1.Kth Largest Element in an Array

Find the kth largest element in an unsorted array. Note that it is the kth largest element in the sorted order, not the kth distinct element.

Solution : (using Max Heap)

class Solution
{
public:
    int findKthLargest(vector<int> &nums, int k)
    {

       make_heap(nums.begin(),nums.end());

        int j = 0;
        while (j < k - 1)
        {
            pop_heap(nums.begin(),nums.end());
            nums.pop_back(); 
            j++;
        }

        return nums.front();
    }
};

Time Complexity: O(n + k log(n) ) Heapify takes O(n) and deletion of k elements takes k * log (n)

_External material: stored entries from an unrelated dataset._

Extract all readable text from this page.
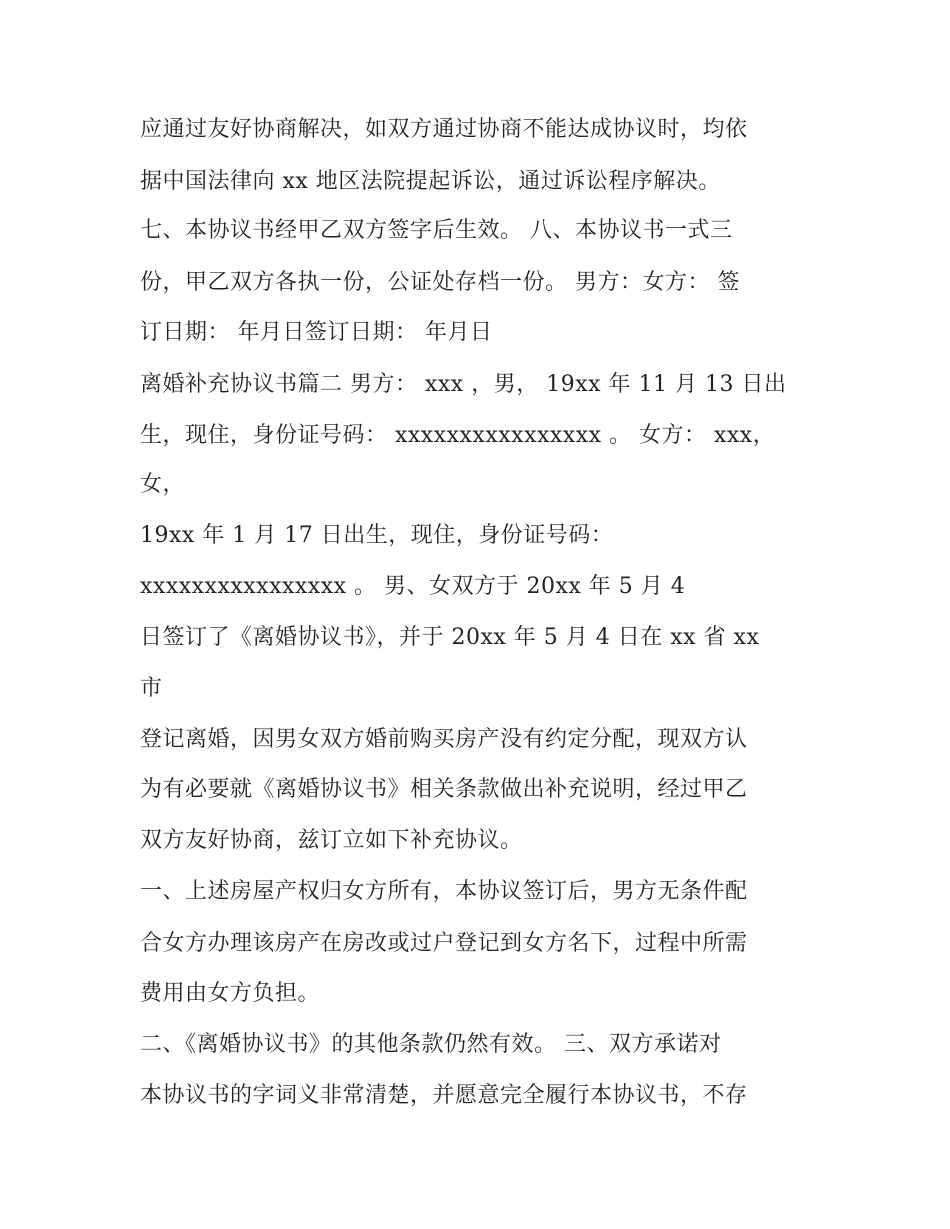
应通过友好协商解决，如双方通过协商不能达成协议时，均依
据中国法律向 xx 地区法院提起诉讼，通过诉讼程序解决。
七、本协议书经甲乙双方签字后生效。 八、本协议书一式三
份，甲乙双方各执一份，公证处存档一份。 男方：女方： 签
订日期： 年月日签订日期： 年月日
离婚补充协议书篇二 男方： xxx ，男， 19xx 年 11 月 13 日出
生，现住，身份证号码： xxxxxxxxxxxxxxxx 。 女方： xxx，
女，
19xx 年 1 月 17 日出生，现住，身份证号码：
xxxxxxxxxxxxxxxx 。 男、女双方于 20xx 年 5 月 4
日签订了《离婚协议书》，并于 20xx 年 5 月 4 日在 xx 省 xx
市
登记离婚，因男女双方婚前购买房产没有约定分配，现双方认
为有必要就《离婚协议书》相关条款做出补充说明，经过甲乙
双方友好协商，兹订立如下补充协议。
一、上述房屋产权归女方所有，本协议签订后，男方无条件配
合女方办理该房产在房改或过户登记到女方名下，过程中所需
费用由女方负担。
二、《离婚协议书》的其他条款仍然有效。 三、双方承诺对
本协议书的字词义非常清楚，并愿意完全履行本协议书，不存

Solution: (Using Priority Queue)

class Solution
{
public:
    int findKthLargest(vector<int> &nums, int k)
    {

        priority_queue<int, vector<int>> pq(nums.begin(), nums.end());

        for (int i = 1; i < k; i++)
        {
            pq.pop();
        }
        return pq.top();
    }
};

Solution: (Quick Select)

Similar algorithm to quick sort

class Solution
{
public:
    int findPivot(vector<int> &nums, int start, int end)
    {

        int pvt = nums[end];
        int k = start;

        for (int i = start; i < end; i++)
        {
            if (nums[i] < pvt)
            {
                swap(nums[i], nums[k]);
                k++;
            }
        }
        swap(nums[k], nums[end]);
        return k;
    }

    int quickSelect(vector<int> &nums, int start, int end, int k)
    {
        
        if (start > end)
        {
            return -1;
        }

        int p = findPivot(nums, start, end);
        
        if (p == k)
        {
            return p;
        }

        if (p < k)
        {
            return quickSelect(nums, p + 1, end, k);
        }

        else if (p > k)
        {
           return quickSelect(nums, start, p - 1, k);
        }
        
        return -1;
    }
    
    int findKthLargest(vector<int> &nums, int k)
    {
        int n = nums.size();
    
        int res = quickSelect(nums, 0, n - 1, n-k);
        
        return nums[res];

        return res;
    

Time Complexity: O(n)